No es fácil reinar sobre la pléyade de velocistas de Garmin. Las bazas del conjunto norteamericano no se reducen a los mentados Farrar y Kreder: también están el hermano de este último, Robert Hunter, Heinrich Haussler, Murilo Fischer… o el vasco Koldo Fernández de Larrea, hasta ahora algo opaco a pesar de tres clasificaciones entre los diez primeros obtenidas en Algarve y Mediterréaneo, pero destinado a tener algo que decir en lo que resta de temporada. Preguntado por la ‘chance’ de Farrar, se muestra respetuoso: “Están surgiendo esprinters jóvenes que conviene tener en cuenta, pero Tyler tiene un gran palmarés y merece la confianza de la escuadra“.
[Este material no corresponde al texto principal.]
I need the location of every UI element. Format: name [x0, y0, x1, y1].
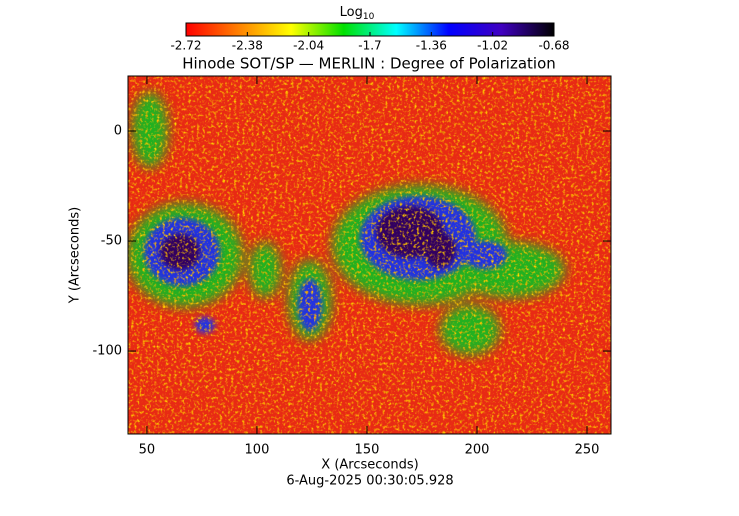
date-label: 6-Aug-2025 00:30:05.928 [286, 474, 453, 489]
colorbar-tick-label: -1.36 [416, 39, 447, 53]
colorbar-tick-label: -2.04 [293, 39, 324, 53]
x-axis-label: X (Arcseconds) [321, 458, 418, 473]
y-tick-label: -100 [92, 344, 122, 359]
y-axis-label: Y (Arcseconds) [68, 207, 83, 304]
colorbar-label: Log10 [340, 5, 375, 22]
y-tick-label: -50 [101, 234, 122, 249]
colorbar-tick-label: -0.68 [538, 39, 569, 53]
colorbar-label-main: Log [340, 5, 363, 20]
colorbar-label-sub: 10 [363, 12, 375, 22]
chart-title: Hinode SOT/SP — MERLIN : Degree of Polar… [182, 55, 556, 73]
x-tick-label: 150 [355, 443, 380, 458]
colorbar-tick-label: -1.02 [477, 39, 508, 53]
colorbar-tick-label: -1.7 [358, 39, 381, 53]
y-tick-label: 0 [114, 124, 122, 139]
polarization-map [128, 76, 611, 434]
colorbar-tick-label: -2.72 [170, 39, 201, 53]
x-tick-label: 100 [245, 443, 270, 458]
x-tick-label: 50 [139, 443, 156, 458]
x-tick-label: 250 [575, 443, 600, 458]
colorbar-tick-label: -2.38 [232, 39, 263, 53]
plot-frame [127, 75, 612, 435]
x-tick-label: 200 [465, 443, 490, 458]
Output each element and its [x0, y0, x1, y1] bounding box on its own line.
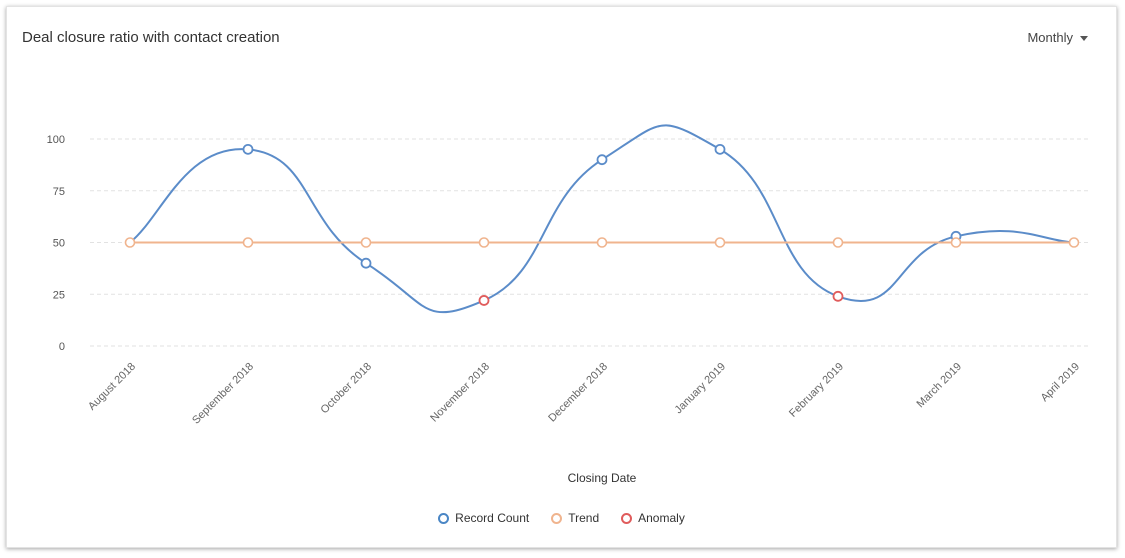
anomaly-point [478, 295, 490, 306]
legend-label: Record Count [455, 511, 530, 525]
period-dropdown[interactable]: Monthly [1027, 30, 1088, 45]
trend-point [478, 237, 490, 248]
trend-point [360, 237, 372, 248]
chart-title: Deal closure ratio with contact creation [22, 29, 280, 46]
x-tick-label: September 2018 [190, 361, 256, 427]
x-tick-label: March 2019 [915, 361, 965, 411]
trend-point [832, 237, 844, 248]
y-tick-label: 50 [53, 238, 65, 250]
trend-point [950, 237, 962, 248]
x-tick-label: October 2018 [319, 361, 375, 417]
x-axis-label: Closing Date [568, 471, 637, 485]
record-count-point [360, 257, 372, 269]
trend-point [596, 237, 608, 248]
trend-point [124, 237, 136, 248]
trend-series [124, 237, 1080, 248]
x-tick-label: November 2018 [428, 361, 492, 425]
trend-marker-icon [551, 512, 563, 524]
legend-item-record-count[interactable]: Record Count [438, 511, 529, 525]
trend-point [714, 237, 726, 248]
chevron-down-icon [1080, 35, 1088, 41]
anomaly-marker-icon [621, 512, 633, 524]
y-tick-label: 75 [53, 186, 65, 198]
x-axis-ticks: August 2018 September 2018 October 2018 Nov… [86, 361, 1082, 427]
trend-point [1068, 237, 1080, 248]
chart-card: Deal closure ratio with contact creation… [6, 6, 1117, 548]
anomaly-point [832, 290, 844, 302]
y-tick-label: 100 [47, 134, 65, 146]
legend: Record Count Trend Anomaly [7, 511, 1116, 525]
x-tick-label: February 2019 [787, 361, 846, 420]
record-count-point [714, 143, 726, 155]
x-tick-label: August 2018 [86, 361, 138, 413]
trend-point [242, 237, 254, 248]
record-count-point [596, 154, 608, 166]
legend-item-trend[interactable]: Trend [551, 511, 599, 525]
y-tick-label: 0 [59, 341, 65, 353]
record-count-marker-icon [438, 512, 450, 524]
x-tick-label: January 2019 [672, 361, 728, 417]
record-count-series [129, 124, 1075, 314]
y-axis-ticks: 0 25 50 75 100 [47, 134, 65, 353]
legend-label: Anomaly [638, 511, 685, 525]
record-count-point [242, 143, 254, 155]
period-label: Monthly [1027, 30, 1073, 45]
x-tick-label: December 2018 [546, 361, 610, 425]
y-tick-label: 25 [53, 289, 65, 301]
line-chart: 0 25 50 75 100 August 2018 September 2018 Octo… [47, 124, 1090, 485]
record-count-line [129, 124, 1075, 314]
legend-label: Trend [568, 511, 600, 525]
legend-item-anomaly[interactable]: Anomaly [621, 511, 685, 525]
x-tick-label: April 2019 [1039, 361, 1083, 405]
Garmin trabajará para la velocidad de Farrar en las mayores citas del año. A pesar de su perceptible pérdida de mordiente, en la concentración del equipo en Calpe se dedicó una jornada completa a ensayar cómo lanzarle en los esprints. Su futuro puede estar en las piedras: en repetidas ocasiones ha declarado su preferencia por ellas, y en enero indicó en Cyclingnews que en este inicio de temporada tendría “la mentalidad de un clasicómano“. Quizá en las clásicas pueda calmar su aguda hambre de victoria.